Monday, February 9, 2009

What's new, Buenos Aires?

(Note: the following entries on my recent trip to Argentina are excerpted from the journal I kept while staying there)

January 24, 2009

Arriving here in Buenos Aires was a full day affair-- we left Princeton at 3:30pm on Friday and got to Argentina at 2:40pm the next day (by way of Newark and Toronto, a total of about 15 hours of flight). After clearing the near-nonexistent customs, all 48 of us piled onto a bus and left for our hostel in the city. The 80-90 degree heat hit as soon as we walked out of the airport, and the sunlight streaming through the windows of the bus had an unavoidably soporific effect. One moment, the road before us unfurled through green fields and distant foothills; a quick doze, and the city's skyscrapers had replaced the pleasant meadows. Although it wasn't the towering, undeniably cosmopolitan skyline of New York, there was a certain charm to the buildings we approached, an old-world sort of feel.

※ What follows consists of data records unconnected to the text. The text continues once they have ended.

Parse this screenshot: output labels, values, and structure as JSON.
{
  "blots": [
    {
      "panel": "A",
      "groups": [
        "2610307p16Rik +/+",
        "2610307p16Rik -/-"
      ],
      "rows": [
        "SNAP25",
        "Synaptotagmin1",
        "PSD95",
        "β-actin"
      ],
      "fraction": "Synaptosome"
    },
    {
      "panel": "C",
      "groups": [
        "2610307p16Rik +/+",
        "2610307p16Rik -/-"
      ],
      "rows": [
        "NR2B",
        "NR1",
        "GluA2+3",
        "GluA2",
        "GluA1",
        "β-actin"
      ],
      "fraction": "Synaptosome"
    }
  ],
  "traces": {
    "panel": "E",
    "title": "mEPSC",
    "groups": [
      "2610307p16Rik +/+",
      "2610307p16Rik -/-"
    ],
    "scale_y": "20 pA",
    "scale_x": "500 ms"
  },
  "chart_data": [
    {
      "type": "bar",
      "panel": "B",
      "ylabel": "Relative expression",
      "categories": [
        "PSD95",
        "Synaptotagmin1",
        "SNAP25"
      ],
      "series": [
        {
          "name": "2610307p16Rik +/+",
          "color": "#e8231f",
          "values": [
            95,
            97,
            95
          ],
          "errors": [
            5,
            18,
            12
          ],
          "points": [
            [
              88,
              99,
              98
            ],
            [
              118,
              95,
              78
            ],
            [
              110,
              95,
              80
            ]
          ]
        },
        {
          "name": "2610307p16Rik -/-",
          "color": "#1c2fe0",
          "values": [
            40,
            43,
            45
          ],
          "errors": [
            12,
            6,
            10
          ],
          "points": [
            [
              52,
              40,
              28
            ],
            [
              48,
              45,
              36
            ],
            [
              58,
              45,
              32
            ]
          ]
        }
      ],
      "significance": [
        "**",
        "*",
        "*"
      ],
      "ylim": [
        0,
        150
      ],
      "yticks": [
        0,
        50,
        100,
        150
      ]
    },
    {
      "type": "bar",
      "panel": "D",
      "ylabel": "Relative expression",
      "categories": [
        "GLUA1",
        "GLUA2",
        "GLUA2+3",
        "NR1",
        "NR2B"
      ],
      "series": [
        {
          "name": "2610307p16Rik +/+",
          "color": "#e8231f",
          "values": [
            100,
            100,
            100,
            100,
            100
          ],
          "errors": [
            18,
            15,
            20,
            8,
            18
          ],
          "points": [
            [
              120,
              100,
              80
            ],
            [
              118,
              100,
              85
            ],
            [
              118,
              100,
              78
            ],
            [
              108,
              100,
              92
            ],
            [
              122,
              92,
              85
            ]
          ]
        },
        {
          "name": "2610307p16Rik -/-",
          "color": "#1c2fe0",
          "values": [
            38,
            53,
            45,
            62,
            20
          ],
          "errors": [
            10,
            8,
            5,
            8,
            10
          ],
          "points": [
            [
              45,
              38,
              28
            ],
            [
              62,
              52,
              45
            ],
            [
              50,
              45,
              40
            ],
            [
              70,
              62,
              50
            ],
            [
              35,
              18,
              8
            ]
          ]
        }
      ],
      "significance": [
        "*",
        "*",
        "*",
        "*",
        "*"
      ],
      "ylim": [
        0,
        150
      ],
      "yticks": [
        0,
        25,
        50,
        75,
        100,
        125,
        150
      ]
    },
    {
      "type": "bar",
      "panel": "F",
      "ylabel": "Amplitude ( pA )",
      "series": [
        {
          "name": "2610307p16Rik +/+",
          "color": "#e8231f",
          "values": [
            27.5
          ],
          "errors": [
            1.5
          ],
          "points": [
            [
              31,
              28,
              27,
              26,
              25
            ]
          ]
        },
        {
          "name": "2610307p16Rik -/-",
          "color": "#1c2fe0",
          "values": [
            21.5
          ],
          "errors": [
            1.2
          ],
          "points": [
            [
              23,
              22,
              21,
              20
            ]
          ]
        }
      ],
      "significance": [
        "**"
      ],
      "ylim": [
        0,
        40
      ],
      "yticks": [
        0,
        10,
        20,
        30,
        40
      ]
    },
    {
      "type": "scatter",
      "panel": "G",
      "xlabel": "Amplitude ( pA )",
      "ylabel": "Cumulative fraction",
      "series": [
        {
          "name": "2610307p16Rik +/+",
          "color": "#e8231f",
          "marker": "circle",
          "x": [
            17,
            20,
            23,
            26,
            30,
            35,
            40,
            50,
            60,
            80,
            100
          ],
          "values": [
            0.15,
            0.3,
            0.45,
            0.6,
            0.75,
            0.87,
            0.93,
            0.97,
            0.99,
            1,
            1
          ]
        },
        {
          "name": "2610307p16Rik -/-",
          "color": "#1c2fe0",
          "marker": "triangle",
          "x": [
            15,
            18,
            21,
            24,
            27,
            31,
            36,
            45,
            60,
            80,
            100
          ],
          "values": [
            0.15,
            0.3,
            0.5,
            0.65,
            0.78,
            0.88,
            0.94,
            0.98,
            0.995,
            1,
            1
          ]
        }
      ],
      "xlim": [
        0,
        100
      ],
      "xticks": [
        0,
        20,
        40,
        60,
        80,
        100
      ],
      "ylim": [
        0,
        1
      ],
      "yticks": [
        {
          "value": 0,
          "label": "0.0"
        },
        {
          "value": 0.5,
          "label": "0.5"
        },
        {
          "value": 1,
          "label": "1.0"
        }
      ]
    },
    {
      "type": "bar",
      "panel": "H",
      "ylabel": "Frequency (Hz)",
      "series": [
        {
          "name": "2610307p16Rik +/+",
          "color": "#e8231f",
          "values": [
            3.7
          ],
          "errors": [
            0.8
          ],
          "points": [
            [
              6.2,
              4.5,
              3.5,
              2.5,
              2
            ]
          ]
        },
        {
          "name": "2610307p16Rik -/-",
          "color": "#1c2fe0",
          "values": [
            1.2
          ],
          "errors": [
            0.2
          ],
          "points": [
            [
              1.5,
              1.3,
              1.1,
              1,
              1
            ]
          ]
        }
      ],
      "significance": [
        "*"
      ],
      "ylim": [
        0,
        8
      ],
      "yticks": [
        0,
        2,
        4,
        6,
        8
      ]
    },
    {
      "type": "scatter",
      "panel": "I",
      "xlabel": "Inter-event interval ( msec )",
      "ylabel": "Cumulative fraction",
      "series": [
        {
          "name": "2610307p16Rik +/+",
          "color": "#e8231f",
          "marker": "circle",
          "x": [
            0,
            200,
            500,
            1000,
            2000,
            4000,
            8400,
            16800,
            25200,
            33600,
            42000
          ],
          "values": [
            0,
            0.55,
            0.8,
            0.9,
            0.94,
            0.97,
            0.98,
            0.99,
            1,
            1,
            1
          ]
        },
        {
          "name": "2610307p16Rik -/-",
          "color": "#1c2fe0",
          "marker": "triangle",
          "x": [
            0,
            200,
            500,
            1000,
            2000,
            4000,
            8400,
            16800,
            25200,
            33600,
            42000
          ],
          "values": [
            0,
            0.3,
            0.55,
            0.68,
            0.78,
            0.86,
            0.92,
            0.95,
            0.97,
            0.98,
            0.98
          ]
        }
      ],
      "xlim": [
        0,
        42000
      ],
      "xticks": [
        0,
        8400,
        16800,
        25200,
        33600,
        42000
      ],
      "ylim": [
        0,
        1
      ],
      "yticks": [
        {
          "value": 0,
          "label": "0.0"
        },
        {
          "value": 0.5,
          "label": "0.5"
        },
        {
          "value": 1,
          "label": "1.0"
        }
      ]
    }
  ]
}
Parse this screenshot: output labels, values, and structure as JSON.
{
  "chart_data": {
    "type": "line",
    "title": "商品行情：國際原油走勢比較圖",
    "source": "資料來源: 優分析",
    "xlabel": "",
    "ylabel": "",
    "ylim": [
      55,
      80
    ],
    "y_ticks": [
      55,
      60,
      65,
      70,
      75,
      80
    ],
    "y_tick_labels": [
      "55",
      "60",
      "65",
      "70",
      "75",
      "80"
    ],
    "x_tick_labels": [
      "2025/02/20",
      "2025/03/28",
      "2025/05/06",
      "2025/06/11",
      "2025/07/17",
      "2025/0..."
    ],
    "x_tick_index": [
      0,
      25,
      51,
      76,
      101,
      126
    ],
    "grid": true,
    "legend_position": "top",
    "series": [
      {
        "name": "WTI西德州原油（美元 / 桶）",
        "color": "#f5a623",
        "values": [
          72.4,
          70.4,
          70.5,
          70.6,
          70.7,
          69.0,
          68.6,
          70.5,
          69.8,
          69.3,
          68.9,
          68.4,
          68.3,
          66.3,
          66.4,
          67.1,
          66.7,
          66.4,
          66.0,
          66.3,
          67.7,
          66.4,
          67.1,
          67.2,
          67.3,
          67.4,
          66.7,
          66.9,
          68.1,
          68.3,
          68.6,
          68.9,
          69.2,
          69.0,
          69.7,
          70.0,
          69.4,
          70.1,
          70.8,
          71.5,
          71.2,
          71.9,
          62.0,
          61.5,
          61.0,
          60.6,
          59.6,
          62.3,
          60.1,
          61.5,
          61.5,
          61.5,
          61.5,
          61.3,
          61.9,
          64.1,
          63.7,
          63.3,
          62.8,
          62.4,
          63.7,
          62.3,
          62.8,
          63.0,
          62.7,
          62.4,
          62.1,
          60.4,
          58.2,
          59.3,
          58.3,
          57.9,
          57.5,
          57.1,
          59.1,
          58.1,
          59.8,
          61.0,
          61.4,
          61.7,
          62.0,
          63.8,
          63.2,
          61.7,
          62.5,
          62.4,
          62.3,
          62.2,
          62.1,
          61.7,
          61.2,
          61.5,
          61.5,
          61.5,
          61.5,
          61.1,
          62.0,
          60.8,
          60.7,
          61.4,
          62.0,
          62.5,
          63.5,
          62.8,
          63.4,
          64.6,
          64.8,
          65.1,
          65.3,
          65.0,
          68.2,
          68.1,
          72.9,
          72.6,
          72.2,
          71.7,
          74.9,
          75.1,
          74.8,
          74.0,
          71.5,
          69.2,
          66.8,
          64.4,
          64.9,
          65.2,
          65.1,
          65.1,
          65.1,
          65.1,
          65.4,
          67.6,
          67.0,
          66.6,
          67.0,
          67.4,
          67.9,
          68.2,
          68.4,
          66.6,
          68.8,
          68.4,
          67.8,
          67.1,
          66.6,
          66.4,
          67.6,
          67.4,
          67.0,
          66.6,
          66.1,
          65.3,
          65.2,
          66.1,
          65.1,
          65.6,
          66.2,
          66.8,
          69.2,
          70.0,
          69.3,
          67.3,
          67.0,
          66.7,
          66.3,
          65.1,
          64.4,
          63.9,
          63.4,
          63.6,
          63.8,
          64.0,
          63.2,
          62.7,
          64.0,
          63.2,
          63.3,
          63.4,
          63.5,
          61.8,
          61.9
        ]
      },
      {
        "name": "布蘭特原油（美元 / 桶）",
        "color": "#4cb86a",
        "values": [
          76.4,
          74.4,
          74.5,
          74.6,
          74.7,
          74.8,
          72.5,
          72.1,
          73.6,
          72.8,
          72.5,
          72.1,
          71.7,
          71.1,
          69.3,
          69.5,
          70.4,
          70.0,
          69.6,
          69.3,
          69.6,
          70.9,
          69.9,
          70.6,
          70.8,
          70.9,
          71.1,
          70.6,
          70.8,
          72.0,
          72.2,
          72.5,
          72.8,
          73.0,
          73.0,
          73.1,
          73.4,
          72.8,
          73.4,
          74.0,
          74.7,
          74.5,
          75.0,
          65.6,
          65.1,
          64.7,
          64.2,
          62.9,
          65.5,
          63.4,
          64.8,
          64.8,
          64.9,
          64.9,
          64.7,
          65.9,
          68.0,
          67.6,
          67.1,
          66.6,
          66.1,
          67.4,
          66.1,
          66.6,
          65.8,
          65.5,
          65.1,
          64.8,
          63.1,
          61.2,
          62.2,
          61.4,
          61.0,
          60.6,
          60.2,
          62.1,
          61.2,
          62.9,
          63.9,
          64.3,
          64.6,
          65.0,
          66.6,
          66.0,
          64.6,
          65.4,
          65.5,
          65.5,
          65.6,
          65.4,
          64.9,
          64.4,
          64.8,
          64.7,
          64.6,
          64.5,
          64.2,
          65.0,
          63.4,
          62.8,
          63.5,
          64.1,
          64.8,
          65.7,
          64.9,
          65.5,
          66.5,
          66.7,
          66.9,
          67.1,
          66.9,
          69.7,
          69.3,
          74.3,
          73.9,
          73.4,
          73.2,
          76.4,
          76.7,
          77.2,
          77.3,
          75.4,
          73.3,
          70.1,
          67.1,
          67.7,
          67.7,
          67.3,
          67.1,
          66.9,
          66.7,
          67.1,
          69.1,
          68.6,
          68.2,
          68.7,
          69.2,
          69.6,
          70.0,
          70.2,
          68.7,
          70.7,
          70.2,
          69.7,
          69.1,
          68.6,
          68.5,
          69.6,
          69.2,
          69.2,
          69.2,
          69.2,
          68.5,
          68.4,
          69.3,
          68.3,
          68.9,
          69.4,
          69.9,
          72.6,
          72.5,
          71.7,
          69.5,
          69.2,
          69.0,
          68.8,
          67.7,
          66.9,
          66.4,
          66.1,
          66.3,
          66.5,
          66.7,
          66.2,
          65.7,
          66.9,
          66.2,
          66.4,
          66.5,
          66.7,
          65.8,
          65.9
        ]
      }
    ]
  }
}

My first impression of the capital of Argentina was that of a lively, bustling city with a very European flavor. If I had to describe it in terms of previous experiences, I'd say it was a cross between NYC and Bangalore-- crowded streets, a mixture of small shops and skyscrapers, but without the traffic, piles of trash, and wandering livestock I'd grown accustomed to last summer. Our hostel, the 06 Central Hostel in Microcentro (the neighborhood at the city's center), is a pleasant, airy place, with double doors and high-ceilinged rooms. Although unairconditioned, parts of the roof are open to the sky and fans keep the air reasonably cool. The shower and bathroom facilities are adequate, but not palatial-- and certainly welcome after our long flight. The rooms are dorm-style with 6 people to a room, but large enough not to be uncomfortably crowded. The hostel also has a kitchen, an open, cheery lobby, and a TV room with two computers with internet (there's wifi in the whole place, too).

After cleaning up a bit, we hit up an ATM and explored the neighborhood of Microcentro. The long, pedestrian avenue Florida was full of street vendors selling jewelry, leather, and other tourist trinkets. Musicians and street performers abound: singers, guitarists, dancers, jugglers, and even people whose sole purpose is to dress like a statue, stand completely still, and startle passersby. I wonder if there's a name for people like that. At about 7pm, the entire group headed out to a small restaurant that Richard and Carolina had found, where the food was mediocre but the atmosphere pleasant and friendly. Of course, only gringos eat so early, but that's exactly what we are so why pretend otherwise?

After dinner, we split into smaller groups: some went back to the hostel to relax, others meandered off to find a sports bar to watch the big soccer match set to begin at 10. A small group (myself included) decided to further explore Microcentro. We saw some small monuments, a little park, and the obelisk at the center of Avenue 9 de Julio, which the internet tells me is 140m wide and in fact the widest street in the world. Exhausted from all the walking, we stopped to grab drinks at a little cafe a few blocks from the hostel and then headed to bed to prepare for the next long day!

On the bus to the airport!

Tango lessons in the Toronto airport

Richard, the director of the Glee Club, waves a sign at us to get us to organize. We mostly fail to comply.